Fix 7 bugs: security, memory leak, stale state, error handling

- WebSocket: verify task ownership before allowing subscribe (security) - POI routes: replace assert with HTTPException for production safety - cancel_task: return HTTP 404 instead of 200 for missing tasks - routing_config: add descriptive ValueError for invalid env vars - POIManager: show error feedback instead of silently swallowing failures - VisualizationCard: reset POI/travel mode state on metric switch - Map: clean up heatmap layers/sources on unmount to prevent memory leak - Update test to expect 404 from cancel_task ownership check
2026-02-13 19:36:43 +00:00 · 2026-02-13 19:36:43 +00:00 · 41b7d221e4
commit 41b7d221e4
parent 25c87da1cf
8 changed files with 45 additions and 9 deletions
--- a/api/app.py
+++ b/api/app.py
@ -415,7 +415,7 @@ async def cancel_task(
    # Verify user owns this task
    user_tasks = task_service.get_user_tasks(user.email)
    if task_id not in user_tasks:
-        return {"success": False, "message": "Task not found or not owned by user"}
+        raise HTTPException(status_code=404, detail="Task not found or not owned by user")
    try:
        task_service.cancel_task(task_id, user_email=user.email)
--- a/api/poi_routes.py
+++ b/api/poi_routes.py
@ -60,7 +60,8 @@ def _get_user_id(user: User) -> int:
    if db_user is None:
        # Auto-create user on first POI interaction
        db_user = user_repo.create_user(user.email)

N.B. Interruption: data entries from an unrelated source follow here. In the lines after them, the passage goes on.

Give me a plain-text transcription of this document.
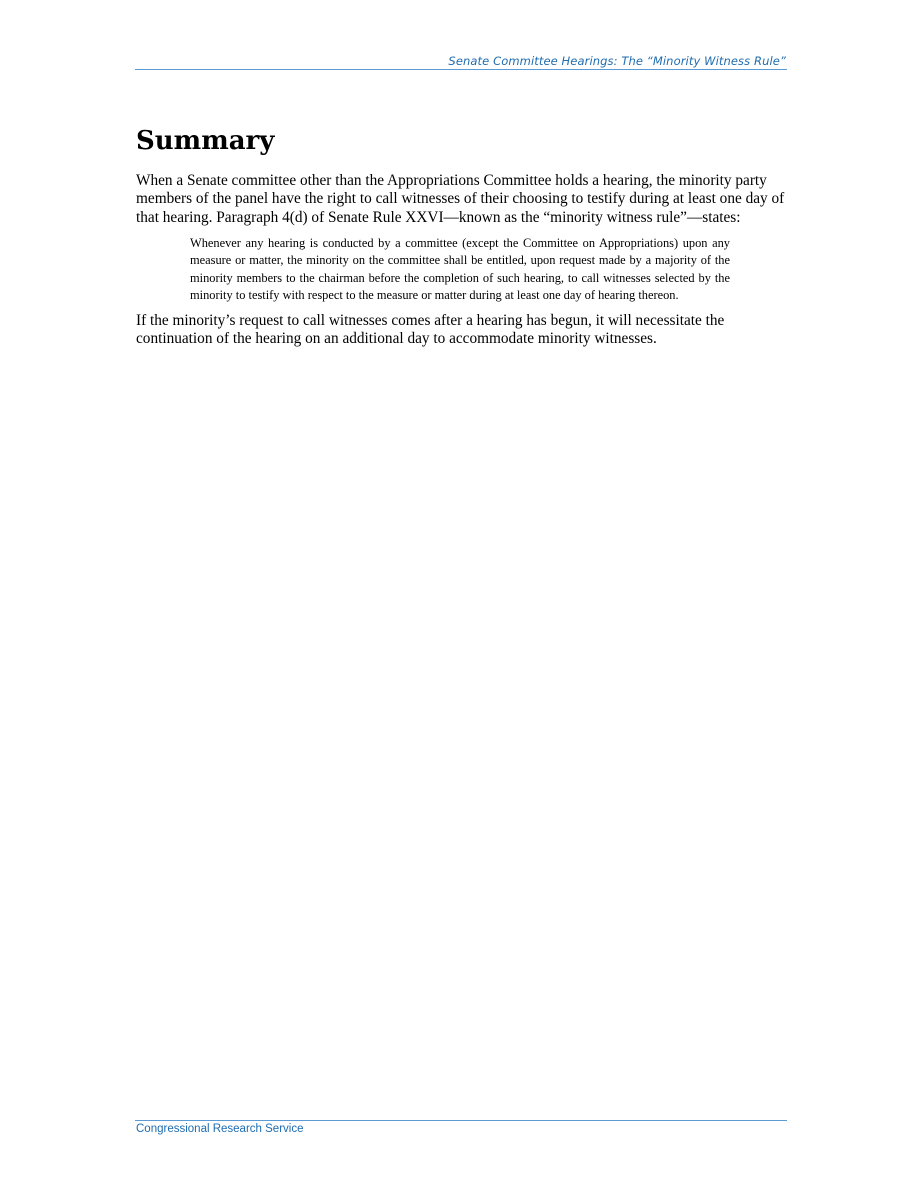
Senate Committee Hearings: The “Minority Witness Rule”
Summary

When a Senate committee other than the Appropriations Committee holds a hearing, the minority party members of the panel have the right to call witnesses of their choosing to testify during at least one day of that hearing. Paragraph 4(d) of Senate Rule XXVI—known as the “minority witness rule”—states:

Whenever any hearing is conducted by a committee (except the Committee on Appropriations) upon any measure or matter, the minority on the committee shall be entitled, upon request made by a majority of the minority members to the chairman before the completion of such hearing, to call witnesses selected by the minority to testify with respect to the measure or matter during at least one day of hearing thereon.

If the minority’s request to call witnesses comes after a hearing has begun, it will necessitate the continuation of the hearing on an additional day to accommodate minority witnesses.

Congressional Research Service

-    assert db_user.id is not None
+    if db_user.id is None:
        raise HTTPException(status_code=500, detail="Failed to create user")
    return db_user.id
--- a/api/ws_routes.py
+++ b/api/ws_routes.py
@ -137,6 +137,10 @@ async def ws_task_progress(websocket: WebSocket) -> None:
            if msg_type == "subscribe":
                new_task_id = msg.get("task_id")
                if new_task_id:
                    # Verify task belongs to the authenticated user
                    user_tasks = task_service.get_user_tasks(user.email)
                    if new_task_id not in user_tasks:
                        continue
                    channel = f"task_progress:{new_task_id}"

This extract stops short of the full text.